A common criticism of R, especially from data scientists who are new to R but proficient in multiple programming languages, is that R is “quirky” and annoying because there is almost always more than one way to do simple things. I usually counter that they are trying to say that R is “flexible” and “rich”, but by the time we get around to talking about plots I have to concede that my data scientist friends have a point. There are, after all, three completely different major plotting systems in R: the base graphics system, lattice plots and the ggplot2. Each of these systems comprises its own little universe of functions, form, feel and things you just have to remember (or look up every time). They all do the basic plots really well. So, when you come to a new plot that might be a little way out of the ordinary for you what is the best way to go? Now, I know. In the preface to his recent source book for producing plots in R, the R Graphics Cookbook Winston Chang writes. “Each recipe in this book lists a problem and a solution. In most cases, the solutions I offer aren’t the only way to do things in R, but they are, in my opinion, the best way.” – no mincing words here. I only got to page one and I knew I was going to like this book!
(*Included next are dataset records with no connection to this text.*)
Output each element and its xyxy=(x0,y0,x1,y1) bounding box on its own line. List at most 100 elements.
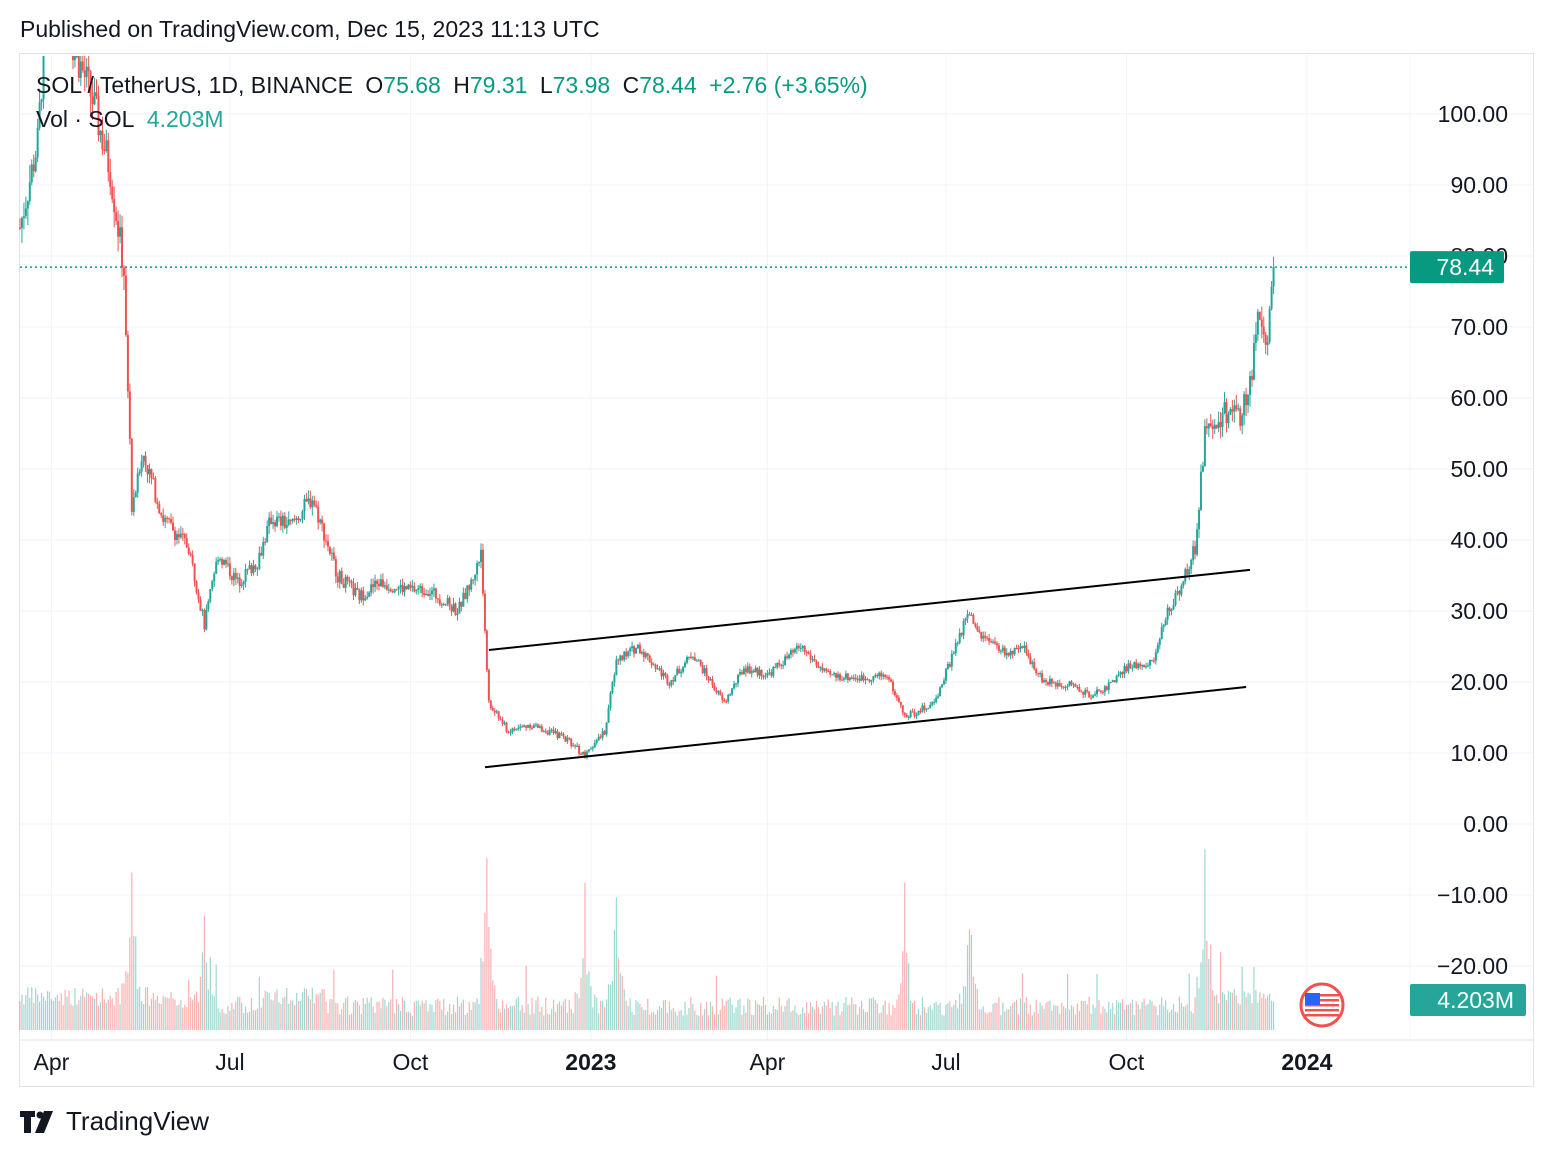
volume-bar xyxy=(1271,1000,1273,1030)
volume-bar xyxy=(313,1003,315,1030)
volume-bar xyxy=(139,986,141,1030)
volume-bar xyxy=(1137,1004,1139,1030)
candle-body xyxy=(668,683,671,686)
candle-body xyxy=(244,569,247,582)
candle-body xyxy=(542,731,545,733)
candle-body xyxy=(911,711,914,713)
candle-body xyxy=(1015,647,1018,649)
volume-bar xyxy=(598,1013,600,1030)
volume-bar xyxy=(170,992,172,1030)
candle-body xyxy=(497,711,500,719)
price-tick-label: 10.00 xyxy=(1450,740,1508,766)
volume-bar xyxy=(1188,973,1190,1030)
volume-bar xyxy=(849,1004,851,1030)
candle-body xyxy=(238,577,241,586)
volume-legend: Vol · SOL 4.203M xyxy=(36,106,230,133)
volume-bar xyxy=(142,1004,145,1030)
candle-body xyxy=(366,596,369,599)
volume-bar xyxy=(168,997,170,1030)
volume-bar xyxy=(870,998,873,1030)
footer-branding[interactable]: TradingView xyxy=(20,1106,209,1137)
candle-body xyxy=(599,736,602,738)
volume-bar xyxy=(305,989,308,1030)
volume-bar xyxy=(835,1005,837,1030)
symbol-label[interactable]: SOL / TetherUS, 1D, BINANCE xyxy=(36,72,354,98)
candle-body xyxy=(948,664,951,667)
candle-body xyxy=(1131,667,1134,669)
volume-bar xyxy=(558,1001,561,1030)
volume-bar xyxy=(739,998,741,1030)
volume-bar xyxy=(1186,1004,1188,1030)
volume-bar xyxy=(1263,993,1265,1030)
time-tick-label: Jul xyxy=(931,1049,960,1075)
candle-body xyxy=(1178,591,1181,595)
candle-body xyxy=(325,540,328,542)
candle-body xyxy=(742,668,745,675)
volume-bar xyxy=(988,1011,990,1030)
candle-body xyxy=(122,267,125,276)
candle-body xyxy=(1035,669,1038,674)
volume-bar xyxy=(700,1002,702,1030)
volume-bar xyxy=(490,948,492,1030)
candle-body xyxy=(1003,647,1006,656)
volume-bar xyxy=(366,997,368,1030)
candle-body xyxy=(485,630,488,670)
candle-body xyxy=(128,391,131,440)
volume-bar xyxy=(252,1009,255,1030)
volume-bar xyxy=(1208,958,1210,1030)
price-tick-label: 0.00 xyxy=(1463,811,1508,837)
volume-bar xyxy=(46,991,49,1030)
volume-bar xyxy=(1233,989,1235,1030)
candle-body xyxy=(617,659,620,661)
candle-body xyxy=(519,726,522,728)
volume-bar xyxy=(874,1000,876,1030)
volume-bar xyxy=(450,1014,453,1030)
flag-stripe xyxy=(1305,999,1339,1002)
candle-body xyxy=(764,675,767,677)
candle-body xyxy=(876,675,879,677)
volume-bar xyxy=(501,1000,504,1030)
volume-bar xyxy=(1259,992,1261,1030)
candle-body xyxy=(546,732,549,735)
candle-body xyxy=(507,731,510,733)
candle-body xyxy=(933,701,936,703)
volume-bar xyxy=(1029,1004,1031,1030)
volume-bar xyxy=(931,1009,933,1030)
candle-body xyxy=(42,56,45,100)
volume-bar xyxy=(970,934,973,1030)
volume-bar xyxy=(984,1012,986,1030)
candle-body xyxy=(1037,673,1040,675)
volume-bar xyxy=(1153,1005,1155,1030)
candle-body xyxy=(256,568,259,570)
candle-body xyxy=(872,676,875,681)
volume-bar xyxy=(656,1009,659,1030)
volume-bar xyxy=(1098,1000,1100,1030)
volume-bar xyxy=(178,1004,180,1030)
volume-bar xyxy=(1216,994,1218,1030)
volume-bar xyxy=(205,962,207,1030)
volume-bar xyxy=(811,1006,814,1030)
candle-body xyxy=(1133,662,1136,668)
candle-body xyxy=(880,672,883,677)
candle-body xyxy=(840,679,843,681)
candle-body xyxy=(1196,529,1199,555)
candle-body xyxy=(811,659,814,661)
candle-body xyxy=(289,519,292,521)
volume-bar xyxy=(409,1013,411,1030)
volume-bar xyxy=(921,997,924,1030)
candle-body xyxy=(1217,422,1220,429)
candle-body xyxy=(966,614,969,619)
volume-bar xyxy=(994,1002,996,1030)
candle-body xyxy=(1252,343,1255,380)
volume-bar xyxy=(809,1002,812,1030)
candle-body xyxy=(532,725,535,728)
volume-bar xyxy=(692,1004,694,1030)
volume-bar xyxy=(254,1010,257,1030)
candle-body xyxy=(937,696,940,698)
candle-body xyxy=(26,201,29,209)
volume-bar xyxy=(141,1000,143,1030)
volume-bar xyxy=(1019,998,1022,1030)
volume-bar xyxy=(966,945,969,1030)
candle-body xyxy=(954,643,957,654)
All right, so Winston Chang is an accomplished ggplot2 developer , and who am I to argue whether the solutions he picked are the “best” solutions, but how good is the book itself? Let’s begin with the appendix. (When reading a technical book, I almost always jump from the beginning to somewhere near the end to get an idea of how much work I am signing up for.) Appendix A is a succinct, lucid and well-written introduction to ggplot2. In my opinion, it provides sufficient information, presented with exemplary clarity, to enable someone unfamiliar with ggplot2 to work through the rest of the book. Since a good many of Winston’s examples are based on ggplot2 I recommend that anyone who is new to this package read appendix first.
The R Graphics Cookbook is mostly written in what might be called “web page style”: short sentences, bullet points, code snippets and plots integrated in a manner that, I think, facilitates comprehension. The book is organized into 15 chapters, eleven of which are either concerned with a particular kind of plot (e.g. Chapter5: Scatter Plots) or some potentially vexing task that is often required to create a satisfying plot (e.g. Chapter 7: Annotations). The remaining chapters are devoted to supporting material such as Chapter 1: “R Basics” which is a minimalist account on getting information into R and Chapter 15 “Getting Your Data into Shape” which is a short, but fairly comprehensive account of transforming data into the “long form” used by ggplot(). Each chapter is organized as a series of “problems” with sections entitled “Problem”, “Solution” and “Discussion”. The Solution section contains the recommended code while the Discussion section provides some elaboration. In simple cases, the discussion may be just a few bullet points. At other times, the Discussion anticipates difficulties the reader may have. For example, the Discussion section “Making a Basic Bar Graph” introduces factors.
The following plot Download Stacked Plot from the discussion section of making a stacked graph illustrates is typical of the many simple examples presented in the book. It is a variation on the basic theme that shows the sophisticated look and feel that is the hallmark of ggplot2.
This next plot Download Vector field which shows a vector field superimposed on a map is one of the more elaborate examples presented in the book. It gives an idea of the data manipulation that is often required to make a useful plot.
The R Graphics Cookbook contains a few surprises too. The Note on the last page of the appendix reads:
“Some introductions to ggplot2 make use of a function called qplot(), which is intended as a convenient interface for making graphs. It does require a little less typing than using ggplot() plus a geom, but I’ve found it a bit confusing to use because it has a slightly different way of specifying certain graphing parameters. I think it’s simpler and easier to just use ggplot().”
I was pleasantly surprised to read this ( I have always been confused by qplot() ), but then I was surprised again to see that the second plot in the book, and several others, are done with qplot()! Clearly, there is more going on with these plots than meets the eye. Then, bang!, another surprise : In the Discussion section of “Making A Scatter Plot Matrix” Winston writes: “We didn’t use ggplot2 here because it doesn’t make scatter plot matrices (at least, not well). “ Damn! For two years now, I have been trying to make ggplot2 produce scatter plot matrices that color points by group . (I bet I am not the only one.) The problem is you start out doing a small project and decide to make everything look really nice with ggplot2 then, the thought pops in your head to do a plot matrix. Both the base R graphics system plot(iris[,1:4],col=iris$Species) and lattice splom(iris[,1:4],col=iris$Species)do this easily, but there is plotmatrix() lurking in in the depths of ggplot2 and mocking my aesthetic efforts. Personal problems aside, the point of all this is that the R Graphics Cookbook is not just a manual for ggplot2(). It is something much more valuable, a guide to making good plots in R written by a knowledgeable developer with strong feelings, a sense of style, and a gift for exposition. The book obviously doesn’t cover everything, and it would have been nice to see some lattice examples. The R Graphics Cookbook is, however, a very nice example of the kind of systematic, task orientated documentation that we need more of for R. I highly recommend it, especially for people who are new to R. I might even buy a couple of copies for my multi-language, “need the one best way to do things” friends.